Sometimes the vet will also have X-rays of your cat taken to have a better look at what’s going on on the inside. If the vet discovers that there has been a buildup of fluid in the chest, the next step will be to focus on treating the condition by removing the excess fluid buildup, which can be done with a needle. Most cats will tolerate the needle well.
Depending on the underlying cause, it may be difficult to prevent the buildup from returning, but the vet will find and administer the best treatment for your cat’s condition. The goal of the treatment is to get your cat well enough to be able to eat and drink on its own. In some cases, they may need to stay over at the animal hospital for a few days while they monitor your cat and it receives intravenous fluids and medications. As we mentioned before, in more severe cases, oxygen therapy may be needed long-term or indefinitely. Once your cat is back home and recovering, make sure it has a comfortable, safe place to rest as it will likely be exhausted from the experience.

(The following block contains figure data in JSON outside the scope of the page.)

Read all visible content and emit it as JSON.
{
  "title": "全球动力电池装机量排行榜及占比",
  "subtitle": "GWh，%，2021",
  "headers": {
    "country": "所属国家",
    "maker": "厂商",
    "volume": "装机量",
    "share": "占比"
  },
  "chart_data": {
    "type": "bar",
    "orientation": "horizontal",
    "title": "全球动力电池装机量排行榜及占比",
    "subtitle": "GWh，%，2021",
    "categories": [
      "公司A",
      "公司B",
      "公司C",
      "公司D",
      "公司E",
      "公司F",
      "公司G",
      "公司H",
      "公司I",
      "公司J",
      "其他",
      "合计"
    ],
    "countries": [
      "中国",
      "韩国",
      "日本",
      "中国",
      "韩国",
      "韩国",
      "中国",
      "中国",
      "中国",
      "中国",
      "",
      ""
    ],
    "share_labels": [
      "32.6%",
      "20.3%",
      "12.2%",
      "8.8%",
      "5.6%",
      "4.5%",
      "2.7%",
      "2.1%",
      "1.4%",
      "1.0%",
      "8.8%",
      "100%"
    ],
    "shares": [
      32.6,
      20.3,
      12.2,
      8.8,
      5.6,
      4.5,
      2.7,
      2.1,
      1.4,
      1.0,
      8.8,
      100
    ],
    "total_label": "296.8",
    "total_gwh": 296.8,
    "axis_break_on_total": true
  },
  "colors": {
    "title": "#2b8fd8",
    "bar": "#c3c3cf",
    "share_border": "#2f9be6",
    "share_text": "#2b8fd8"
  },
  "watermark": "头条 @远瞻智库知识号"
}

Keep in mind, that the only way to determine the true cause of your cat’s panting or heavy breathing is to have them seen by a professional. The causes may not always be as severe as some of the conditions we’ve mentioned here. They may be as simple as too much playtime or being overly warm. Always pay close attention to your cat’s behaviors so that you know what is normal for it and what is not. A healthy, normal cat will not usually pant. So if you spot this behavior, pay close attention and consider some of the options we’ve laid out here. Only a veterinarian can diagnose or prescribe treatment for your cat based on its specific condition and needs.